GCSE Maths Practice: probability-scale

Question 10 of 10

Find the probability of drawing a green ball then a red ball from a bag without replacement.

\( \begin{array}{l}\textbf{What is the probability of selecting} \\ \text{a green ball, then a red ball,} \\ \text{from a bag with 3 green and} \\ \text{5 red balls, without} \\ \text{replacement?}\end{array} \)

Choose one option:

Adjust totals after each draw and multiply.

Understanding Probability with Sequential Draws

This type of problem is a classic example of conditional probability in GCSE Maths. It tests your ability to handle events that take place one after another without replacement. When objects are removed from a group, the sample space changes, and this affects the probability of all subsequent events. In this question, a bag contains 3 green balls and 5 red balls for a total of 8 balls. The task is to find the probability of drawing a green ball first and then a red ball from what remains.

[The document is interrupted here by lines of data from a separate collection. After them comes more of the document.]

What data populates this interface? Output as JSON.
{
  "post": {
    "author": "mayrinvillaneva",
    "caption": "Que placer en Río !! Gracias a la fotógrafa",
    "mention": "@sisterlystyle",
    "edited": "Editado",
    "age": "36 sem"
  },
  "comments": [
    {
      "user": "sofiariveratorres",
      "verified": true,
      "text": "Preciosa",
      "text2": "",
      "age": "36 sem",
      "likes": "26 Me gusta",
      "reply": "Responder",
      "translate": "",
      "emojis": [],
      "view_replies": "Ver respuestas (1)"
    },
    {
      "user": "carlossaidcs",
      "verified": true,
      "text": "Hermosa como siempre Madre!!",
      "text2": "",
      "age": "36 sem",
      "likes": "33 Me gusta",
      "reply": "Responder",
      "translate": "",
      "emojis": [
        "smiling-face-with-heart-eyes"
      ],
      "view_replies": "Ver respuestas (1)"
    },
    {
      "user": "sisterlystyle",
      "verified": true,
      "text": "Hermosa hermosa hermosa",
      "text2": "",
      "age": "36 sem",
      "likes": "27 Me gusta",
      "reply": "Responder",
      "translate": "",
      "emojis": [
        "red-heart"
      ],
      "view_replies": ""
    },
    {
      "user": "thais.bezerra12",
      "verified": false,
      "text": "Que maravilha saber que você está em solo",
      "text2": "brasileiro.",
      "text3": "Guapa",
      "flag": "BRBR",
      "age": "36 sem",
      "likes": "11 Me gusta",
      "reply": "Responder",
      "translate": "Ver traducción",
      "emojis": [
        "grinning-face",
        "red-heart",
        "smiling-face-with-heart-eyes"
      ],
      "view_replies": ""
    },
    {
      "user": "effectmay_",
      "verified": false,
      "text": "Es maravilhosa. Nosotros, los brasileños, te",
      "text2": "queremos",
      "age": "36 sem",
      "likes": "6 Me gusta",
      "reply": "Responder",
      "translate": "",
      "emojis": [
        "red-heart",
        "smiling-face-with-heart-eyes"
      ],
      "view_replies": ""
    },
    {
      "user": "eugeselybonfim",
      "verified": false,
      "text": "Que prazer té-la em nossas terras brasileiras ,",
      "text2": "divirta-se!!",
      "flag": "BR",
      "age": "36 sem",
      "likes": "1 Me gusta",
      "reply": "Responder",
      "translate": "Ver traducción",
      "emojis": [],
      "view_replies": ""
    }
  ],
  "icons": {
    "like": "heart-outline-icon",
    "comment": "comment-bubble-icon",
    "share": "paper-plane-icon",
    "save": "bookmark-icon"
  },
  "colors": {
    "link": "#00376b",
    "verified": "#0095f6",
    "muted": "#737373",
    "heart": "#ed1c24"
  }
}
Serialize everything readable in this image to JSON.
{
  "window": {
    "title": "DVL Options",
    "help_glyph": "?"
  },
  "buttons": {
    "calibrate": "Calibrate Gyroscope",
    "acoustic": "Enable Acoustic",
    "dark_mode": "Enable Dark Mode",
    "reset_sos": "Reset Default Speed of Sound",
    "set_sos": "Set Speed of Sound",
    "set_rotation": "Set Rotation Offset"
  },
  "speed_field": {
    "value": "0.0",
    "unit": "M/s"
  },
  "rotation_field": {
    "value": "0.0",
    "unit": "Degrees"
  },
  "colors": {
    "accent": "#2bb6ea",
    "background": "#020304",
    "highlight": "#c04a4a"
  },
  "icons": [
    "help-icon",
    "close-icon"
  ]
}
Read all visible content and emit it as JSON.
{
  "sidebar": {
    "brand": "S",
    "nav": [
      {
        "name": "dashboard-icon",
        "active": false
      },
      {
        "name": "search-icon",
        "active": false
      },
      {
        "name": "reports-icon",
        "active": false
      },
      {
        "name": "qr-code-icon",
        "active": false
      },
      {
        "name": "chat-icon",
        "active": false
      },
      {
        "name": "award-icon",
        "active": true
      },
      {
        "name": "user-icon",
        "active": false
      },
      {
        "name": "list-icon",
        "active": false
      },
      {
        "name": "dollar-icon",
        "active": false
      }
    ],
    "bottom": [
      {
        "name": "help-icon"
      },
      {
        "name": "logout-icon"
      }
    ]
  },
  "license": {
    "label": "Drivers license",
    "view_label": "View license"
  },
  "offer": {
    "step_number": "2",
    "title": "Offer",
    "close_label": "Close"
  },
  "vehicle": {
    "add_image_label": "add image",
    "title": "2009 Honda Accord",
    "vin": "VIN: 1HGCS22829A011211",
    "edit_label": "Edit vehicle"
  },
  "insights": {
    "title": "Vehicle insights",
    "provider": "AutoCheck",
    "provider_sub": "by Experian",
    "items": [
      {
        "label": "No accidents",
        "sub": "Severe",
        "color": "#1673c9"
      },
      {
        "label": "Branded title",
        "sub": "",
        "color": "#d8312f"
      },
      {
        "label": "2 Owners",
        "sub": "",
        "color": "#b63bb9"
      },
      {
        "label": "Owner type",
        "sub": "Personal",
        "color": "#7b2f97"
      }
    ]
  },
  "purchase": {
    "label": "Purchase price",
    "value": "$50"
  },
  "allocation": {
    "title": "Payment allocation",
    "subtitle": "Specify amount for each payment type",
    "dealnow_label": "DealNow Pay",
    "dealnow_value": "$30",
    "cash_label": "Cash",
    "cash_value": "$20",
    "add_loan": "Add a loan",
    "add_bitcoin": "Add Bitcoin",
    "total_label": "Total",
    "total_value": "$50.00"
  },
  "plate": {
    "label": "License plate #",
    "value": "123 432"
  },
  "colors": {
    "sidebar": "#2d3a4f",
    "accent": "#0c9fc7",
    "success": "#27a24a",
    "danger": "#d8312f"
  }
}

One of the crucial ideas here is recognising when events are dependent. Two events are dependent when the outcome of the first affects the probabilities of the second. Drawing without replacement is always a dependent scenario because removing an item reduces the total number of possible outcomes. For this reason, you cannot simply multiply two identical fractions such as \(5/8 \times 5/8\). Instead, you must adjust the second probability after updating the number of items in the bag.

Breakdown of the Events

Event 1 is drawing a green ball. Since there are 3 green balls out of 8, the probability is:

\[ P(\text{green first}) = \frac{3}{8}. \]

Once a green ball is removed, only 7 balls remain in the bag. The red balls are unaffected, so there are still 5 red balls left. This makes the probability of drawing a red ball second:

\[ P(\text{red second | green first}) = \frac{5}{7}. \]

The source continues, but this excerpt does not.